Although we may be tempted to think that water flowing from deep within Mt. Gumgang is the
best, would you believe that the city water we so often mistrust is actually the best water for boilers?
  Of course, city water is far from perfect. As the water passes through the precipitation and
filtration processes at the filtration plant, some particles are not completely removed, and the clarity of the water source (i.e. river water) also greatly affects water quality. After all, aren't rivers murky and muddy during the rainy season?
  However, since the filtration plant quality standard of city water is set to be safe for people to
drink, it is also perfectly fine for boiler.
  On the other hand, oil and gas boilers have very complex water tank internal structures that
require scale removal through chemical treatment (although chemical treatment is often insufficient for complete removal) and a separate city water filter device in order to have a lifespan of 5 to 6 years. These boilers can be used with reasonable confidence only with filters to block out fine particles and an ion exchange purifier to remove minerals.

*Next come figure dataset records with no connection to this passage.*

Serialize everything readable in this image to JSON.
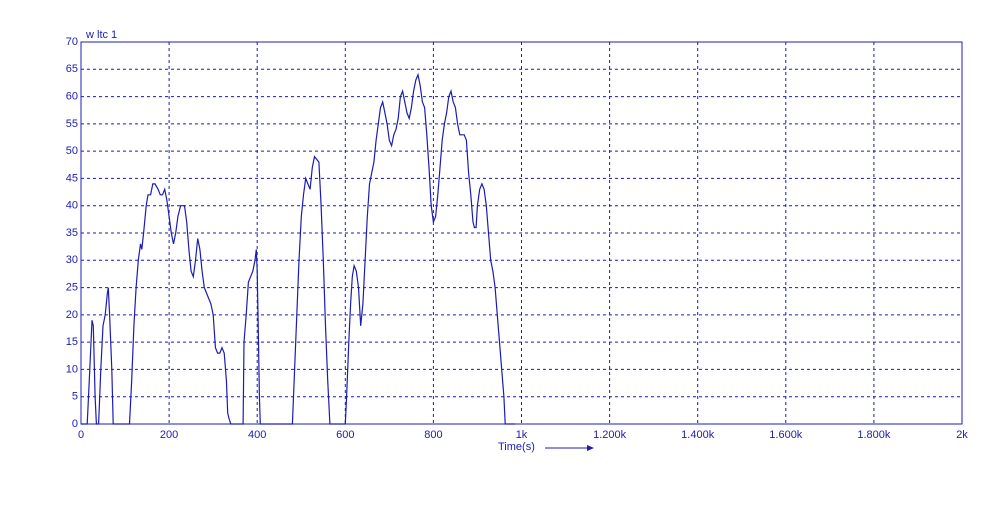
{
  "chart_data": {
    "type": "line",
    "title": "w ltc 1",
    "xlabel": "Time(s)",
    "x": [
      0,
      14,
      20,
      25,
      28,
      32,
      35,
      40,
      45,
      50,
      55,
      60,
      62,
      65,
      70,
      73,
      110,
      115,
      120,
      125,
      130,
      135,
      138,
      142,
      148,
      152,
      158,
      163,
      168,
      175,
      180,
      185,
      190,
      195,
      200,
      205,
      210,
      215,
      220,
      226,
      235,
      240,
      245,
      250,
      255,
      260,
      265,
      270,
      275,
      280,
      285,
      290,
      295,
      300,
      305,
      310,
      315,
      320,
      325,
      330,
      333,
      336,
      340,
      354,
      368,
      370,
      375,
      380,
      385,
      390,
      395,
      398,
      400,
      403,
      405,
      407,
      480,
      485,
      490,
      495,
      500,
      505,
      510,
      515,
      520,
      525,
      530,
      540,
      545,
      550,
      555,
      560,
      565,
      600,
      603,
      608,
      612,
      616,
      620,
      625,
      630,
      635,
      640,
      645,
      650,
      655,
      660,
      665,
      670,
      675,
      680,
      685,
      690,
      695,
      700,
      705,
      710,
      715,
      720,
      725,
      730,
      735,
      740,
      745,
      750,
      755,
      760,
      765,
      770,
      775,
      780,
      785,
      790,
      795,
      800,
      805,
      810,
      815,
      820,
      825,
      830,
      835,
      840,
      845,
      850,
      855,
      860,
      865,
      870,
      875,
      880,
      885,
      890,
      893,
      897,
      900,
      905,
      910,
      915,
      920,
      925,
      930,
      935,
      940,
      945,
      950,
      955,
      960,
      963,
      985
    ],
    "series": [
      {
        "name": "w ltc 1",
        "color": "#1c1cb4",
        "values": [
          0,
          0,
          10,
          19,
          18,
          5,
          0,
          0,
          10,
          18,
          20,
          24,
          25,
          20,
          10,
          0,
          0,
          8,
          18,
          25,
          30,
          33,
          32,
          35,
          40,
          42,
          42,
          44,
          44,
          43,
          42,
          42,
          43,
          41,
          38,
          35,
          33,
          35,
          38,
          40,
          40,
          37,
          32,
          28,
          27,
          30,
          34,
          32,
          28,
          25,
          24,
          23,
          22,
          20,
          14,
          13,
          13,
          14,
          13,
          8,
          2,
          1,
          0,
          0,
          0,
          15,
          20,
          26,
          27,
          28,
          30,
          32,
          28,
          15,
          5,
          0,
          0,
          10,
          20,
          30,
          38,
          42,
          45,
          44,
          43,
          47,
          49,
          48,
          40,
          30,
          18,
          8,
          0,
          0,
          5,
          15,
          22,
          27,
          29,
          28,
          25,
          18,
          22,
          30,
          38,
          44,
          46,
          48,
          52,
          55,
          58,
          59,
          57,
          55,
          52,
          51,
          53,
          54,
          56,
          60,
          61,
          59,
          57,
          56,
          58,
          61,
          63,
          64,
          62,
          59,
          58,
          53,
          47,
          40,
          37,
          38,
          42,
          47,
          52,
          55,
          57,
          60,
          61,
          59,
          58,
          55,
          53,
          53,
          53,
          52,
          46,
          42,
          37,
          36,
          36,
          40,
          43,
          44,
          43,
          40,
          35,
          30,
          28,
          25,
          20,
          15,
          10,
          5,
          0,
          0
        ]
      }
    ],
    "xlim": [
      0,
      2000
    ],
    "ylim": [
      0,
      70
    ],
    "xticks": [
      0,
      200,
      400,
      600,
      800,
      {
        "value": 1000,
        "label": "1k"
      },
      {
        "value": 1200,
        "label": "1.200k"
      },
      {
        "value": 1400,
        "label": "1.400k"
      },
      {
        "value": 1600,
        "label": "1.600k"
      },
      {
        "value": 1800,
        "label": "1.800k"
      },
      {
        "value": 2000,
        "label": "2k"
      }
    ],
    "yticks": [
      0,
      5,
      10,
      15,
      20,
      25,
      30,
      35,
      40,
      45,
      50,
      55,
      60,
      65,
      70
    ],
    "grid": true
  }
}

However, the costs of purification system installation and regular filter replacement are considerable, and there is the additional hassle of needing to periodically add salt to the ion exchange purifier.

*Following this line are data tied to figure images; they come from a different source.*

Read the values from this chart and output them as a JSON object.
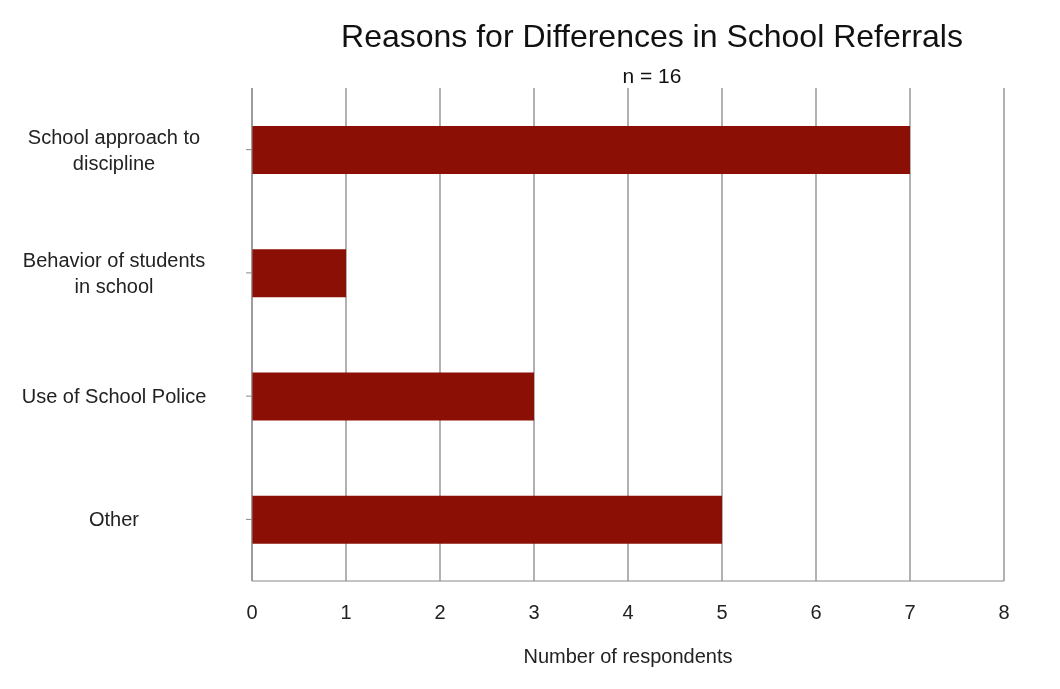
{
  "chart_data": {
    "type": "bar",
    "orientation": "horizontal",
    "title": "Reasons for Differences in School Referrals",
    "subtitle": "n = 16",
    "xlabel": "Number of respondents",
    "categories": [
      "School approach to discipline",
      "Behavior of students in school",
      "Use of School Police",
      "Other"
    ],
    "values": [
      7,
      1,
      3,
      5
    ],
    "color": "#8b0f04",
    "xlim": [
      0,
      8
    ],
    "xticks": [
      0,
      1,
      2,
      3,
      4,
      5,
      6,
      7,
      8
    ],
    "grid": "x"
  }
}
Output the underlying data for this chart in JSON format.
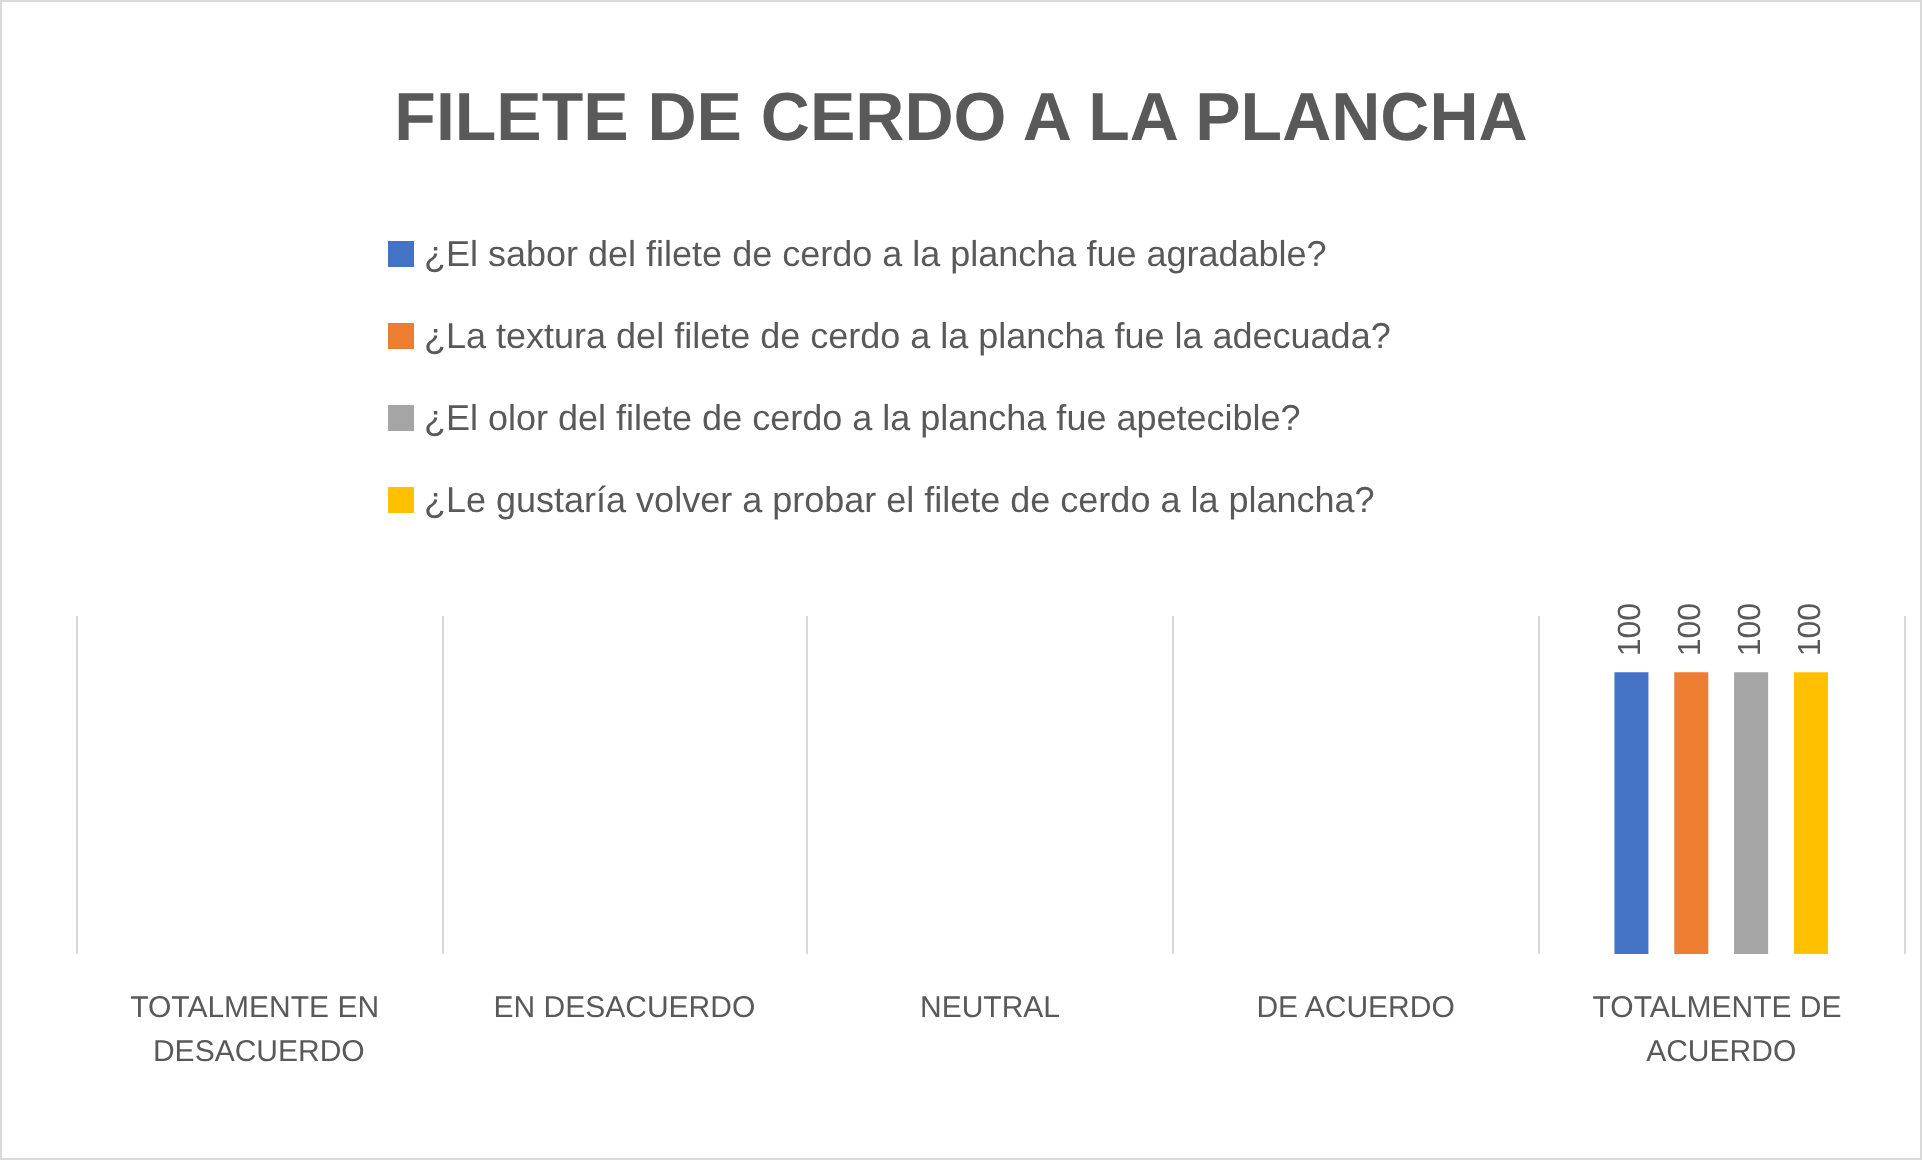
{
  "chart_data": {
    "type": "bar",
    "title": "FILETE DE CERDO A LA PLANCHA",
    "categories": [
      "TOTALMENTE EN DESACUERDO",
      "EN DESACUERDO",
      "NEUTRAL",
      "DE ACUERDO",
      "TOTALMENTE DE ACUERDO"
    ],
    "series": [
      {
        "name": "¿El sabor del filete de cerdo a la plancha fue agradable?",
        "color": "#4472c4",
        "values": [
          null,
          null,
          null,
          null,
          100
        ]
      },
      {
        "name": "¿La textura del filete de cerdo a la plancha fue la adecuada?",
        "color": "#ed7d31",
        "values": [
          null,
          null,
          null,
          null,
          100
        ]
      },
      {
        "name": "¿El olor del filete de cerdo a la plancha fue apetecible?",
        "color": "#a5a5a5",
        "values": [
          null,
          null,
          null,
          null,
          100
        ]
      },
      {
        "name": "¿Le gustaría volver a probar el filete de cerdo a la plancha?",
        "color": "#ffc000",
        "values": [
          null,
          null,
          null,
          null,
          100
        ]
      }
    ],
    "data_labels": true,
    "grid": "x",
    "legend": "top"
  }
}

  Actually, in order to purify water properly, numerous complicated processes are necessary.
For example, steam turbine boilers in a power plant go through the filtration stages of dissolved gas (dissolved oxygen, etc.) elimination, fine particle precipitation, filtration, solidification of solvent minerals, purification, etc. in order to protect the expensive boiler.

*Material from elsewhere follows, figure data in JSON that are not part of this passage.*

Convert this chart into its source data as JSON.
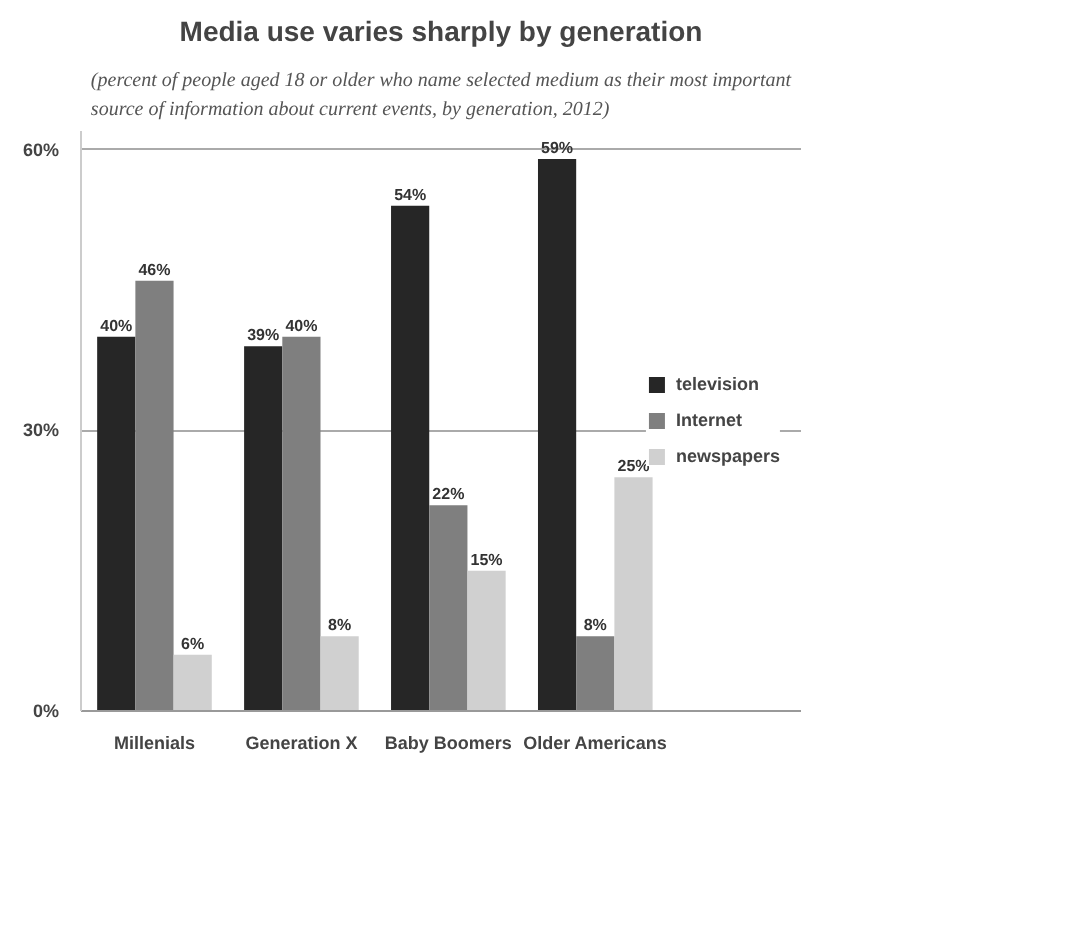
{
  "chart_data": {
    "type": "bar",
    "title": "Media use varies sharply by generation",
    "subtitle": "(percent of people aged 18 or older who name selected medium as their most important\nsource of information about current events, by generation, 2012)",
    "categories": [
      "Millenials",
      "Generation X",
      "Baby Boomers",
      "Older Americans"
    ],
    "series": [
      {
        "name": "television",
        "color": "#262626",
        "values": [
          40,
          39,
          54,
          59
        ],
        "value_labels": [
          "40%",
          "39%",
          "54%",
          "59%"
        ]
      },
      {
        "name": "Internet",
        "color": "#7f7f7f",
        "values": [
          46,
          40,
          22,
          8
        ],
        "value_labels": [
          "46%",
          "40%",
          "22%",
          "8%"
        ]
      },
      {
        "name": "newspapers",
        "color": "#d0d0d0",
        "values": [
          6,
          8,
          15,
          25
        ],
        "value_labels": [
          "6%",
          "8%",
          "15%",
          "25%"
        ]
      }
    ],
    "ylim": [
      0,
      62
    ],
    "yticks": [
      {
        "value": 0,
        "label": "0%"
      },
      {
        "value": 30,
        "label": "30%"
      },
      {
        "value": 60,
        "label": "60%"
      }
    ],
    "grid": "y",
    "legend": "right"
  }
}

  Compared with oil or gas boilers, electric boilers have a simple water tank internal structure
with no need to install filters, and an internal cleaning once every three years or so will be enough to ensure quality performance.
  The problem lies in self-drawn water sources such as underground reserve water.
  There are countless organic particles, mineral elements, minute mud sediments, and other
chemical matters from the earth surface in underground reserve water. As the boiler boils this water, these fine particles build up a thick scale layer on the floor and sides of the boiler.
  In order to minimize this scale formation, blocking out fine particles and installing a filtration
system is highly effective, but another problem is the volatility of chemical elements.
  As these particles are boiled and evaporate, they combine with dirt particles from the water
and block the pipes and walls of the steamer. It is hard to prevent the inflow of such particles. Hence, when you are preparing food, it is best to avoid using underground reserve water in your boiler.
  The problem of scale formation is quite difficult and boiler manufacturers worldwide are
grappling with it. In fact, as a result of this very problem, many foreign companies are hesitant to enter the domestic market.
  It is not uncommon to see oil or gas boilers thrown away after only a year due to the usage
of underground reserve water. Fortunately, Korea's river water is soft water below level 6, so city water can be used without any harmful effects.